Riuniti nella 101ª Assemblea plenaria della conferenza episcopale messicana, i 120 vescovi non potevano non fare riferimento al duro e clamoroso discorso del papa in cattedrale del 13 febbraio durante la sua visita in Messico.
L’intervento del papa – secondo l’autorevole opinione del sociologo Bernardo Barranco – «disegna un modello più pastorale di Chiesa e una nuova strada ai vescovi messicani», ai quali non viene chiesto di essere prìncipi, ma di andare all’essenziale, non perdendo tempo ed energie in cose secondarie, in intrighi, in vani progetti di carriera, in vuoti piani di egemonia, in club di interessi personali. Li ha messi in guardia dalle mormorazioni e dalle maldicenze. Ancora Bernardo Barranco: «Francesco mette in discussione l’illegittimo ed eccessivo vincolo tra la Chiesa e il potere politico, la gerarchia e il potere economico. Il papa rifiuta i vescovi di stato, i prelati di gruppo e i monsignori litigiosi». Vuole che siano trasparenti, che escano dalla penombra della mondanità, che non si lascino corrompere dal materialismo di bassa lega, né facciano accordi sotto banco, che non si pongano al carro dei faraoni del momento. Parole durissime, dette nel corso di una dissertazione di 4.500 parole.
Gli osservatori accorti – come lo stesso Bernardo Barranco e Carolina Gomez Mena del giornale La Jornada – mettono in luce che, da molto tempo, all’interno dell’episcopato vi sono disunioni e fratture tra il clero secolare e quello religioso, tra i laici e una Chiesa clericale, tra i religiosi e le religiose, tra la Chiesa e il popolo, e tra i vescovi stessi. Tra le parole di Raul Vera, vescovo di Saltillo, e quelle dell’arcivescovo di Città del Messico, il card. Norberto Rivera, vi è un abisso.
Manca nella gerarchia cattolica messicana una forte e tangibile leadership. Ogni vescovo si muove come gli pare e piace e l’accusa ricorrente è questa: l’impegno evangelico, che la 5ª Conferenza dei vescovi latinoamericani (Aparecida, 13-31 maggio 2007) aveva lanciato come priorità, è ben lungi dall’essere messo in atto. A questo – secondo gli osservatori – è dovuta la costante diminuzione dei cattolici nel paese.
Ai rimproveri – ritenuti giusti dalla maggior parte dei mass media messicani – hanno reagito male lo stesso arcivescovo di Città del Messico, attraverso la pubblicazione di un editoriale sul settimanale dell’arcidiocesi Desde la Fe, e Jesus Martinez Zepeda, vescovo di Irapuato. Gli altri vescovi, ad eccezione di Arizmendi di San Cristobal de las Casas, hanno scelto la strada del silenzio.

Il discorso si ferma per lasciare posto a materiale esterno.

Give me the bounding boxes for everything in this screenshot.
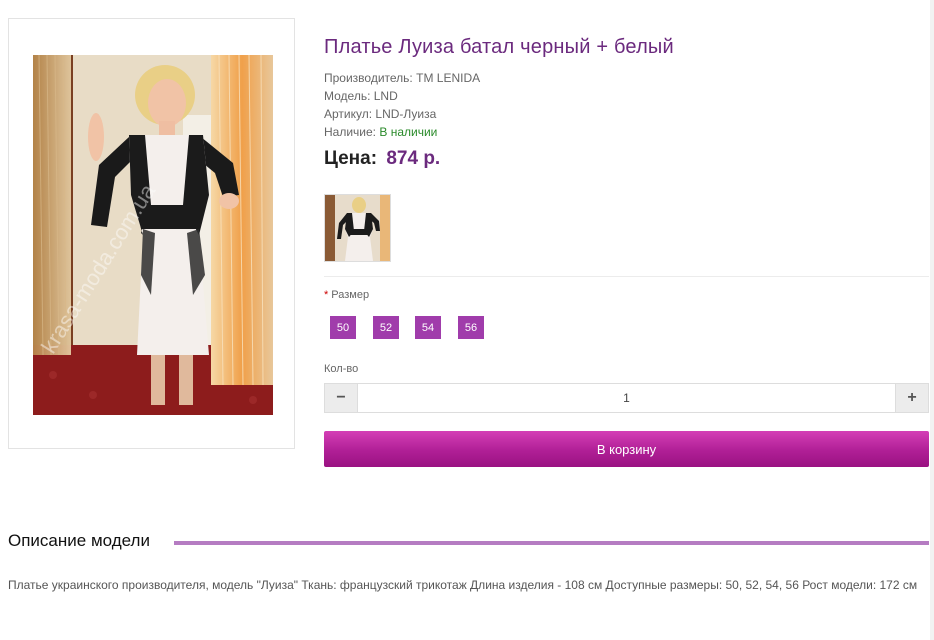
product-thumbnail[interactable]: [324, 194, 391, 262]
sku-line: Артикул: LND-Луиза: [324, 107, 436, 121]
description-heading-line: [174, 541, 929, 545]
price-value: 874 р.: [386, 148, 441, 169]
size-label-text: Размер: [331, 289, 370, 301]
description-text: Платье украинского производителя, модель…: [8, 578, 918, 592]
manufacturer-line: Производитель: ТМ LENIDA: [324, 71, 480, 85]
size-label: * Размер: [324, 289, 369, 301]
size-option-56[interactable]: 56: [458, 316, 484, 339]
required-mark: *: [324, 289, 329, 301]
size-option-54[interactable]: 54: [415, 316, 441, 339]
quantity-input[interactable]: [357, 384, 896, 412]
main-image-frame[interactable]: krasa-moda.com.ua: [8, 18, 295, 449]
stock-status: В наличии: [379, 125, 438, 139]
model-line: Модель: LND: [324, 89, 398, 103]
sku-label: Артикул:: [324, 107, 373, 121]
quantity-stepper: − +: [324, 383, 929, 413]
model-value: LND: [373, 89, 398, 103]
stock-line: Наличие: В наличии: [324, 125, 437, 139]
size-option-50[interactable]: 50: [330, 316, 356, 339]
quantity-label: Кол-во: [324, 363, 359, 375]
stock-label: Наличие:: [324, 125, 377, 139]
product-photo[interactable]: krasa-moda.com.ua: [33, 55, 273, 415]
quantity-decrease-button[interactable]: −: [325, 384, 357, 412]
manufacturer-value: ТМ LENIDA: [416, 71, 481, 85]
size-option-52[interactable]: 52: [373, 316, 399, 339]
price: Цена: 874 р.: [324, 148, 440, 170]
description-heading: Описание модели: [8, 531, 158, 551]
sku-value: LND-Луиза: [375, 107, 437, 121]
section-divider: [324, 276, 929, 277]
page-edge: [930, 0, 934, 640]
price-label: Цена:: [324, 148, 378, 169]
add-to-cart-button[interactable]: В корзину: [324, 431, 929, 467]
quantity-increase-button[interactable]: +: [896, 384, 928, 412]
model-label: Модель:: [324, 89, 371, 103]
manufacturer-label: Производитель:: [324, 71, 413, 85]
product-title: Платье Луиза батал черный + белый: [324, 36, 674, 58]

Si nota che in molti prelati c’è una certa apatia o paura di pronunciarsi. Clima che non fa certo onore ad un episcopato così numeroso. Osserva ancora con arguzia Bernardo Barranco: «Per quanto riguarda il cambio al vertice della conferenza episcopale, è più importante la ricezione del messaggio di Francesco che la riconferma del card. Francisco Robles come presidente o l’estromissione del segretario Eugenio Lira Rugarcia», reo di non aver gestito bene il viaggio del papa, sostituito da Alfonso Miranda Guardiola, vescovo ausiliare di Monterrey.
Il papa sapeva molto bene di trovarsi di fronte a una delle conferenze episcopali più conservatrici e restie ai cambiamenti di tutta l’America Latina. L’episcopato messicano non è riuscito ancora a lasciarsi alle spalle la discussa missione diplomatica del nunzio Prigione, sotto il quale venivano nominati vescovi disciplinati secondo le regole di Roma, fedeli all’ortodossia e alla dottrina cattolica, con poco carisma e un profilo intellettuale mediocre se non addirittura scadente.
Il viaggio del papa ha scosso laici, religiosi e religiose, il basso clero e le associazioni civili di ispirazione cristiana, i quali chiedono un rinnovamento pastorale e profetico della gerarchia. Ci si domanda: sapranno i vescovi riconoscere con umiltà le loro colpe o reagiranno come la classe politica che applaude addirittura alle critiche di Francesco e poi, con cinismo, le fa scorrere via come acqua sulla pietra?